KAKI Kalsel Imbau Warga Waspada Oknum Mengaku Wartawan Bawa Emas, Diduga Rugikan Pengusaha
KAKI News, BANJARMASIN – Maraknya bisnis emas di Kalimantan Selatan yang kini menjangkau berbagai lapisan masyarakat turut memunculkan potensi penyalahgunaan oleh oknum tak bertanggung jawab.
Direktur Komite Anti Korupsi Indonesia (KAKI) Kalsel, H Akhmat Husaini SH MA, mengingatkan masyarakat dan pelaku usaha agar lebih berhati-hati terhadap pihak yang mengaku sebagai wartawan dari sebuah institusi .
Menurut Husaini, pihaknya menerima sejumlah informasi dari para pengusaha terkait dugaan ulah seorang oknum yang mengaku wartawan dan disebut-sebut membawa emas hasil tambang dari Kalsel ke luar daerah, khususnya Jakarta.
“Saya mengimbau kepada masyarakat dan para pengusaha agar lebih waspada. Jika menemukan hal mencurigakan, segera laporkan kepada aparat penegak hukum. Jangan mudah percaya dengan oknum yang mengatasnamakan profesi tertentu, apalagi membawa nama institusi hukum,” tegas pria yang akrab disapa H Usai ini.

Ia menambahkan, berdasarkan informasi yang dihimpun dari beberapa pengusaha, oknum tersebut diduga membawa emas dalam jumlah cukup besar dengan janji pembayaran dalam waktu singkat setelah penjualan di Jakarta.
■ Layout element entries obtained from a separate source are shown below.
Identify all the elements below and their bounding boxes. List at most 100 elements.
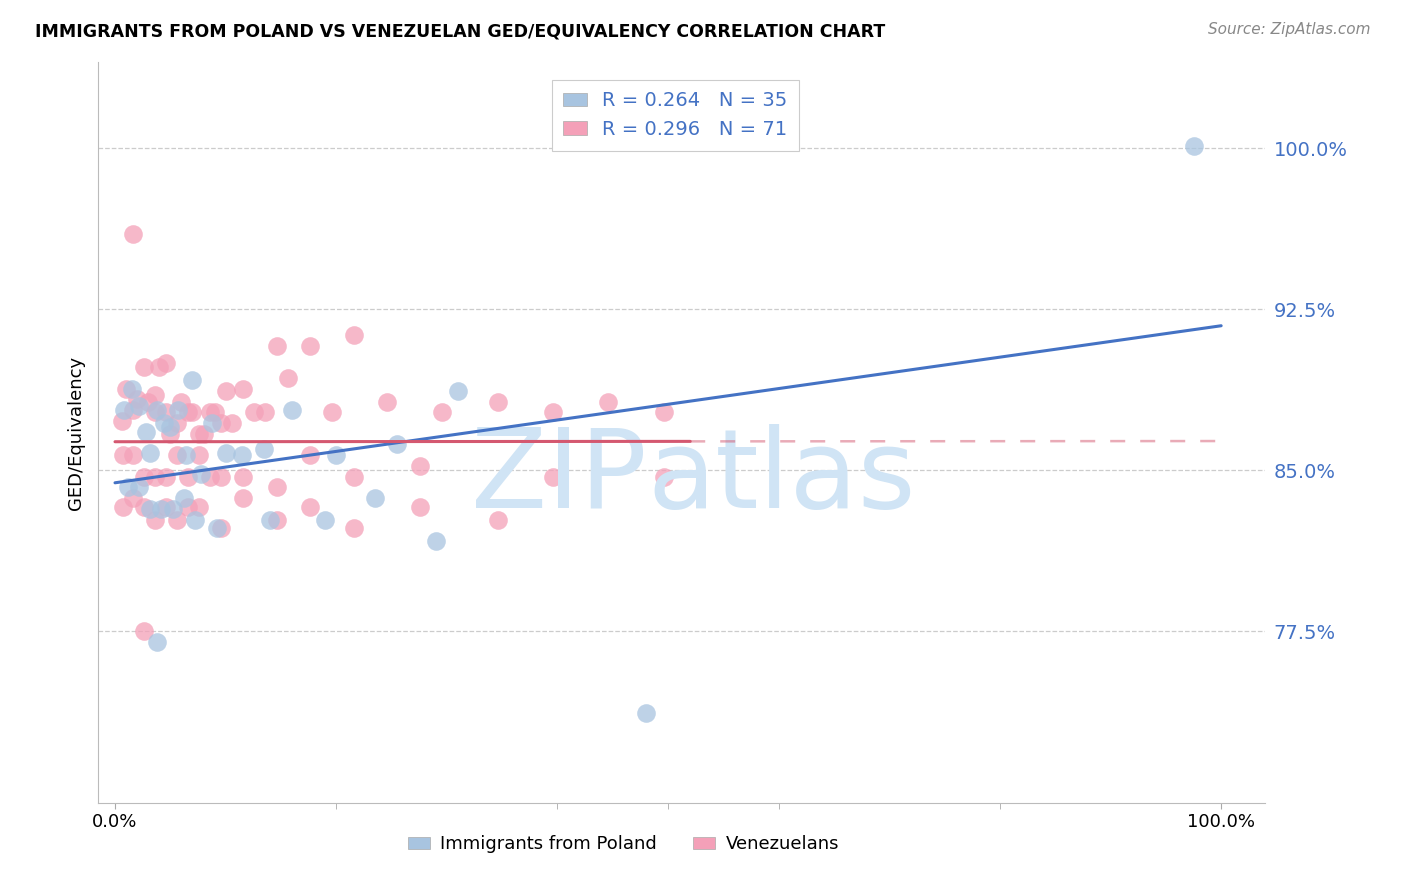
Point — [159, 426, 181, 441]
Point — [121, 227, 143, 241]
Point — [198, 469, 221, 483]
Point — [266, 339, 288, 353]
Point — [166, 416, 188, 430]
Text: Source: ZipAtlas.com: Source: ZipAtlas.com — [1208, 22, 1371, 37]
Point — [652, 405, 675, 419]
Point — [152, 416, 174, 430]
Point — [111, 448, 134, 462]
Point — [132, 469, 155, 483]
Point — [132, 624, 155, 639]
Point — [143, 512, 166, 526]
Point — [112, 403, 135, 417]
Point — [188, 500, 211, 514]
Text: ZIP: ZIP — [471, 424, 647, 531]
Point — [541, 405, 564, 419]
Point — [121, 491, 143, 505]
Point — [205, 521, 228, 535]
Point — [298, 448, 321, 462]
Point — [231, 448, 253, 462]
Point — [128, 480, 150, 494]
Point — [209, 469, 232, 483]
Point — [136, 394, 159, 409]
Point — [201, 416, 224, 430]
Point — [127, 392, 149, 407]
Point — [214, 384, 236, 398]
Point — [298, 339, 321, 353]
Point — [598, 394, 620, 409]
Point — [188, 426, 211, 441]
Point — [188, 448, 211, 462]
Point — [181, 373, 204, 387]
Point — [128, 399, 150, 413]
Point — [221, 416, 243, 430]
Point — [139, 446, 162, 460]
Point — [177, 405, 200, 419]
Point — [447, 384, 470, 398]
Point — [243, 405, 266, 419]
Point — [167, 403, 190, 417]
Point — [486, 394, 509, 409]
Point — [143, 469, 166, 483]
Point — [409, 458, 432, 473]
Point — [266, 480, 288, 494]
Point — [173, 491, 195, 505]
Point — [121, 448, 143, 462]
Point — [204, 405, 226, 419]
Point — [146, 403, 169, 417]
Point — [174, 448, 197, 462]
Point — [634, 706, 657, 720]
Point — [375, 394, 398, 409]
Point — [232, 469, 254, 483]
Point — [139, 501, 162, 516]
Point — [155, 405, 177, 419]
Point — [143, 405, 166, 419]
Point — [214, 446, 236, 460]
Point — [177, 469, 200, 483]
Point — [193, 426, 215, 441]
Point — [343, 328, 366, 343]
Point — [325, 448, 347, 462]
Point — [209, 416, 232, 430]
Point — [121, 382, 143, 396]
Point — [132, 360, 155, 375]
Point — [150, 501, 173, 516]
Point — [143, 388, 166, 402]
Point — [432, 405, 454, 419]
Point — [155, 500, 177, 514]
Point — [115, 382, 138, 396]
Point — [159, 420, 181, 434]
Point — [181, 405, 204, 419]
Point — [409, 500, 432, 514]
Point — [135, 425, 157, 439]
Point — [343, 469, 366, 483]
Point — [254, 405, 277, 419]
Point — [146, 635, 169, 649]
Point — [266, 512, 288, 526]
Legend: Immigrants from Poland, Venezuelans: Immigrants from Poland, Venezuelans — [401, 828, 846, 861]
Point — [117, 480, 139, 494]
Point — [111, 500, 134, 514]
Point — [162, 501, 184, 516]
Point — [343, 521, 366, 535]
Point — [132, 500, 155, 514]
Point — [232, 382, 254, 396]
Point — [166, 448, 188, 462]
Point — [190, 467, 212, 482]
Point — [198, 405, 221, 419]
Point — [111, 414, 134, 428]
Point — [321, 405, 343, 419]
Point — [314, 512, 336, 526]
Point — [155, 469, 177, 483]
Point — [486, 512, 509, 526]
Point — [385, 437, 408, 451]
Text: atlas: atlas — [647, 424, 915, 531]
Point — [166, 512, 188, 526]
Point — [277, 371, 299, 385]
Point — [541, 469, 564, 483]
Y-axis label: GED/Equivalency: GED/Equivalency — [66, 356, 84, 509]
Point — [652, 469, 675, 483]
Point — [148, 360, 170, 375]
Point — [298, 500, 321, 514]
Point — [364, 491, 387, 505]
Point — [183, 512, 205, 526]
“Salah satu pengusaha yang tidak ingin disebutkan namanya menyampaikan kepada kami, bahwa oknum tersebut membawa hampir 2 kilogram emas. Dijanjikan pembayaran hanya dalam beberapa hari setelah terjual, namun hingga kini belum ada realisasi,” ungkapnya.
Para pengusaha, lanjut Husaini, saat ini masih berupaya mencari keberadaan oknum tersebut dan mencoba menghubungi yang bersangkutan, namun belum membuahkan hasil.
Kondisi ini dinilai berpotensi merugikan pelaku usaha lokal dan mencoreng iklim bisnis yang tengah berkembang di Kalimantan Selatan, khususnya di sektor perdagangan emas.
“Kami mendorong agar kasus seperti ini tidak dibiarkan. Jika benar terjadi, ini harus diusut tuntas agar tidak menjadi preseden buruk. Jangan sampai kepercayaan antar pelaku usaha rusak akibat ulah oknum,” lanjutnya.
Ia juga menegaskan bahwa profesi wartawan merupakan profesi yang dilindungi undang-undang dan memiliki kode etik, sehingga tidak boleh disalahgunakan untuk kepentingan pribadi.
“Jangan sampai ada oknum yang mencoreng profesi wartawan. Ini merugikan banyak pihak. Kami juga mengingatkan agar masyarakat bisa lebih selektif dan tidak mudah terpengaruh oleh klaim sepihak,” ingatnya .
KAKI Kalsel pun membuka ruang bagi masyarakat yang merasa dirugikan atau memiliki informasi tambahan untuk segera melaporkan agar dapat ditindaklanjuti secara hukum.
“Intinya, hati-hati dan jangan ragu melapor. Ini demi menjaga keamanan dan kepercayaan dalam aktivitas usaha di daerah kita,” pungkas aktivis antikorupsi yang kerap beraksi di Kejagung, Mabes Polri hingga KPK Jakarta ini.